My school hosted a local ICPC format contest yesterday, this problem appeared in it. Since it was for local only, I cannot provide link for submission (sorry!)

Statement

Given a weighted undirected graph $$$G$$$ with $$$n$$$ vertices and $$$m$$$ edges.
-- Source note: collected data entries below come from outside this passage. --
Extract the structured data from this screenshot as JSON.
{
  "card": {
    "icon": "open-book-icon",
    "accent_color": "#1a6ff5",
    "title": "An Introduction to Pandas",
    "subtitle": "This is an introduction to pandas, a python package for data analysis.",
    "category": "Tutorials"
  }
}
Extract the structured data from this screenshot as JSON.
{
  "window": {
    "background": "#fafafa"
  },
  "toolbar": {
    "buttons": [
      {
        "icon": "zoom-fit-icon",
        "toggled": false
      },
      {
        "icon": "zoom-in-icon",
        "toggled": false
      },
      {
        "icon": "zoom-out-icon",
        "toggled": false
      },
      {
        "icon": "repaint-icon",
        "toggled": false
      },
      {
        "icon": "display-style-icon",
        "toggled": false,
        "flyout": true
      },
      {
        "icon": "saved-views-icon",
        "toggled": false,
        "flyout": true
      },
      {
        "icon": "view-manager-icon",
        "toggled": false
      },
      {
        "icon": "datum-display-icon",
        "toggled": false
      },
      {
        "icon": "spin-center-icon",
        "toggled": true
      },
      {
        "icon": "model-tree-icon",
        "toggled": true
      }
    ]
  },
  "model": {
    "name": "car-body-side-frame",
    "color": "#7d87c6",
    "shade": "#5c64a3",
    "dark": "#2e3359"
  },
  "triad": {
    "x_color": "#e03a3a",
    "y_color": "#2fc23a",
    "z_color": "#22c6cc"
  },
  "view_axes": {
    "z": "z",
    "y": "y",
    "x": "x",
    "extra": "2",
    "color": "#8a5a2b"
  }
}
Edge $$$e_i$$$ is a tuple $$$(u_i, v_i, A_i, B_i)$$$ denotes there is an edge connects $$$u_i$$$ with $$$v_i$$$, with cost $$$A_i$$$ and $$$B_i$$$. Consider path $$$u \rightarrow v$$$ is a sequence of edges $$$E: \{e_1, e_2,... e_k\}$$$, cost of $$$E$$$ is defined as product of (sum of all $$$A_x$$$) and (sum of all $$$B_x$$$) with $$$x$$$ is an edge in $$$E$$$. Calculate shortest path from node $$$1$$$ to all other nodes.

Contraints

• $$$1 \leq n, m \leq 2000$$$
• $$$1 \leq A_i, B_i \leq 2000$$$

There is no additional guarantees

Sample Tests

Input 1

4 4
1 2 2 4
3 4 4 1
4 2 1 1
1 3 3 1

Output 1

8
3
14

Output shortest path from $$$1$$$ to $$$i (2 \leq i \leq n)$$$:

• Shortest path from node $$$1 \rightarrow$$$ node $$$2$$$ is the edge $$$(1,2)$$$, with cost $$$2 \times 4 = 8$$$
• Shortest path from node $$$1 \rightarrow$$$ node $$$3$$$ is the edge $$$(1,3)$$$, with cost $$$3 \times 1 = 3$$$
• Shortest path from node $$$1 \rightarrow$$$ node $$$4$$$ are $$$(1,3),(3,4)$$$ with cost $$$(3+4) \times (1+1) = 14$$$. The other path is $$$(1,2),(2,4)$$$ has cost $$$(2+1) \times (4+1) = 15$$$ is not the shortest path.

Input 2

3 2
1 2 2 5
2 1 3 3

Output 2

9
-1

$$$-1$$$ means there is no path from $$$1$$$ to that node.